David Maxwell, a former U.S. Army officer in Asia and now a senior fellow at the Foundation for Defense of Democracies, said Biden will have no choice but to keep North Korea high on the agenda, given its ongoing threat to South Korea, its nuclear proliferation, global cyberattacks, weapons shipments to conflict zones and other illicit activities.

“That little country has impact around the world and impact on U.S. foreign policy,” Maxwell said. “To his credit, Biden has demonstrated an alliance-focused foreign policy.”

A successful summit between Biden and Moon, several experts said, would lead to a stronger relationship among the U.S., South Korea and Japan, and perhaps ease the historical strains between the two Asian states. Biden’s first White House meeting with a foreign leader was with Japan’s prime minister, Yoshihide Suga, a month ago.

“They’d love a three-way alliance ... that assures that South Korea as the linchpin and Japan as the cornerstone are rock solid,” Maxwell said.

Biden will also be looking to draw South Korea into engagement with “the Quad” — the informal alliance of the United States, Japan, Australia and India — which is widely viewed as a counterweight to China’s growing economic and military power.

Seoul has sought to avoid making a strategic choice between aligning fully with the U.S., its most critical military ally, and maintaining relations with China, its largest trading partner. But it could engage with the four-nation alliance on specific efforts — those that China wouldn’t consider threatening.

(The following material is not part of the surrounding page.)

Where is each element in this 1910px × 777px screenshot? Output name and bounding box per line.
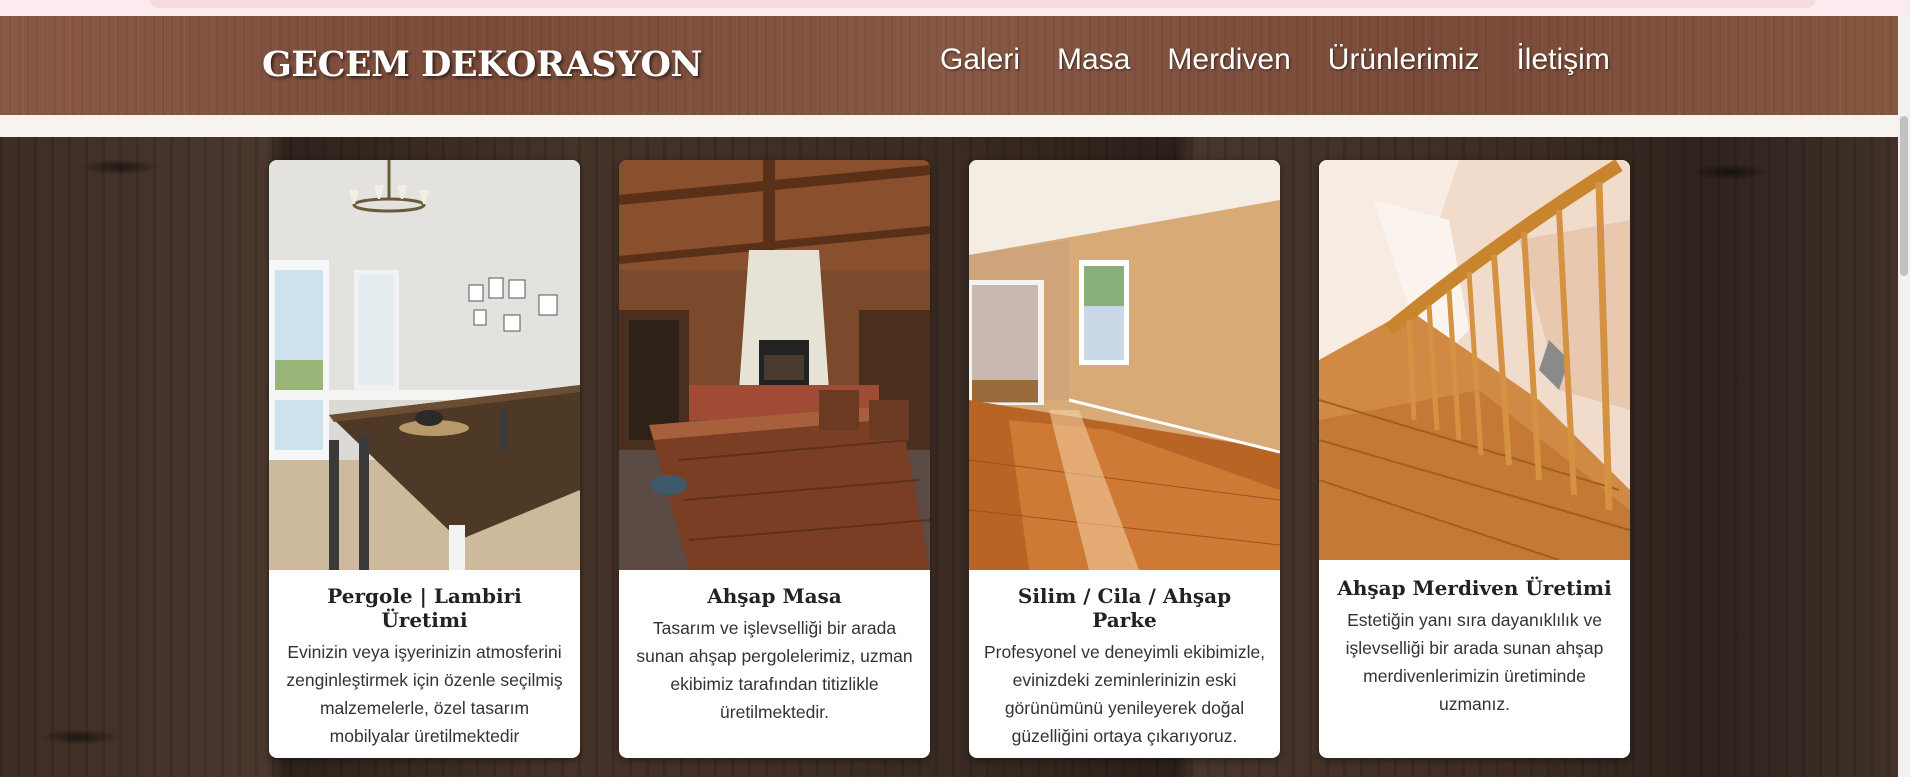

That could include development projects, infrastructure financing and women’s empowerment programs, said Michael Green, an authority on Asia and Japan at the Center for Strategic and International Studies. If Moon is reluctant to coordinate on such things with the Quad, Green continued, that would send a discouraging signal about the sway on Seoul of Beijing’s pressure campaign.

“A lot of us worry,” Green said, “that Beijing may interpret the hesitancy to even do those kinds of things as a temptation for China to think that pressure will work.”